Two weeks ago, John Calipari said he met individually with each member of the Kentucky Wildcats to define their roles. This was in the midst of his only four game losing streak at Kentucky, and he wanted to be clear about what each player needed to do in order for the team to have success.
After Kentucky’s fourth consecutive victory following these role defining conversations, Calipari was asked about the content of those conversations.
“Well, what I did was defined how we would play as a team and then how each individual would play. And that who we would go through. In other words, we’re not just running offense to run offense, we’re playing through a player. And we’re going to play through this guy and this guy, if you have a problem with that, come and see me, I’ll just, you’re sitting the bench.
“And we will count on them to make plays for us. And occasionally we’re going to play through this guy, because he’s a beast. And if he gets it going, we’ll play through him. The rest of you, we’re not playing through you. And what happens is we score more, less turnovers, more assists, five guys in double figures.”
Upon hearing this, the first thing I did was trying to put together the puzzle of which guy was each “this guy” in his comment. While it may be clear to some who those players are, I wanted to look at see if the numbers matched my assumptions.
Obviously, he says the offense is running through two guys. The plays will be called for them and everyone else can feed off of their play-making. It is the perfect strategy to do what Calipari had hoped (limiting turnovers, increasing assists, etc.).
Considering that Shai Gilgeous-Alexander has been the team’s best player, according to Calipari himself, it seems obvious that he is one of those two guys. He leads the team in minutes played (32.8) and assists per game (4.9), and is second in points (13).
There is only one other player averaging more than 27 minutes per game, and that happens to be the team’s leading scorer Kevin Knox. He is playing nearly as many minutes as SGA (32.4) and is putting 15.8 points on the board each game.
Obviously, these two guys are the first options that the offense will run through. But what about the third guy that the team will play through “if he gets going”? The statistics get very muddled after those first two guys.
Hamidou Diallo is averaging 10.7 points per game in 25.3 minutes, PJ Washington is getting 10.3 points in 26.8 minutes, and Quade Green is going for 10.2 points in 25.7 minutes. There is a significant drop-off in offensive production after Green.

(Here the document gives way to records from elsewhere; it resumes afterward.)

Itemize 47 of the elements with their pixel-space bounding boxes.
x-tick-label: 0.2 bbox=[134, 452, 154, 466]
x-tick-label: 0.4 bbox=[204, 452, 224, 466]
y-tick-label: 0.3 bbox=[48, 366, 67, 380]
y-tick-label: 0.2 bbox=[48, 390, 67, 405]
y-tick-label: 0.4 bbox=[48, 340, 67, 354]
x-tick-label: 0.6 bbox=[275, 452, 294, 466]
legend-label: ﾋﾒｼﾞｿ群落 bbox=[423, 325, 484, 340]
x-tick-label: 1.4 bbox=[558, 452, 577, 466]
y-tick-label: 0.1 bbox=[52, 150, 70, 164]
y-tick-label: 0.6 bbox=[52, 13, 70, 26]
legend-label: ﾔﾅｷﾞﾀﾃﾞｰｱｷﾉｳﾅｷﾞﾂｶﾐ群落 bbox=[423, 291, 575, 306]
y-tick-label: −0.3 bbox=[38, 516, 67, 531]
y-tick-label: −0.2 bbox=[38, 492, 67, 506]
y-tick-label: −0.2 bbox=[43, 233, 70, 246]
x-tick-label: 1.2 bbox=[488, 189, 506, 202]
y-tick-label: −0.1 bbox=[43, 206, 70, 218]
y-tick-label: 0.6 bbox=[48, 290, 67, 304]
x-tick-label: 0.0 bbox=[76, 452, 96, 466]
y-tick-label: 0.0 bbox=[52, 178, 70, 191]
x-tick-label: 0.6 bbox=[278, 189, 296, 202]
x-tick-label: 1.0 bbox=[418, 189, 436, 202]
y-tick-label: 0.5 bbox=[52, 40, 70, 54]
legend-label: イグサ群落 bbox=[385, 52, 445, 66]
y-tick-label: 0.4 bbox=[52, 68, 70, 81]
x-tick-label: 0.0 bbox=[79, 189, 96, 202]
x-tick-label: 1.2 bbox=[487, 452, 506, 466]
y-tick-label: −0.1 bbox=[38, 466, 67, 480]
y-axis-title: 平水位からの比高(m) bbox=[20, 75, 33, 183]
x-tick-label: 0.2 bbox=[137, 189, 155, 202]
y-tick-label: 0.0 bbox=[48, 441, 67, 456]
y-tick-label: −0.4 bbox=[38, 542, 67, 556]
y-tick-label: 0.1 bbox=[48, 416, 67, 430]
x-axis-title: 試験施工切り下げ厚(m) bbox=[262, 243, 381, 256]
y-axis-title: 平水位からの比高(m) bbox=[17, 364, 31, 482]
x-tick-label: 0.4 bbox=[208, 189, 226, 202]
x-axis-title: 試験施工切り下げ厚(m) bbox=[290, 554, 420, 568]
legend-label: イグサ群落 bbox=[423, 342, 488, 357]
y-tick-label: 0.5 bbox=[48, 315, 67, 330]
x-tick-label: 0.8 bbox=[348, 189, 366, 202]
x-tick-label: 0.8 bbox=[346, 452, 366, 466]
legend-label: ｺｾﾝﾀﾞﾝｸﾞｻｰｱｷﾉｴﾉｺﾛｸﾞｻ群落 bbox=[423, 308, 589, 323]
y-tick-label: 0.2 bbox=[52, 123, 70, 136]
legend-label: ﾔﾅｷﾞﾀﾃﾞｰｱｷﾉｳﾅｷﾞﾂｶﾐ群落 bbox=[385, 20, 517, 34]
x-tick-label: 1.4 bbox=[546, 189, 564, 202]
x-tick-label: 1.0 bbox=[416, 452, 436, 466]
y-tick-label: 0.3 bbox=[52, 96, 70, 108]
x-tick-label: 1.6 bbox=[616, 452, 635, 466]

So I guess it really comes down to which of those guys you consider a beast. Calipari may have called Green an “absolute killer” after Wednesdays game, and Hami is an athletic freak, but PJ is the only one in this group (and on the entire team, honestly) that could rightfully be called a beast.
We have seen Washington dominate games sporadically this season, most recently his season high of 22 points against Mississippi State and his double-double against Arkansas. It should be no surprise that Cal plans to feed him the ball when he gets in a came where nobody can stop him from getting to the basket.
So in the biggest shocker of the season, the three guys Calipari trusts the most with the ball are also the players that get the most minutes.
Regardless of how obvious his comments were, it is good to see the numbers line up with the plan moving forward. And at least for the four most recent games, that plan seems to working perfectly.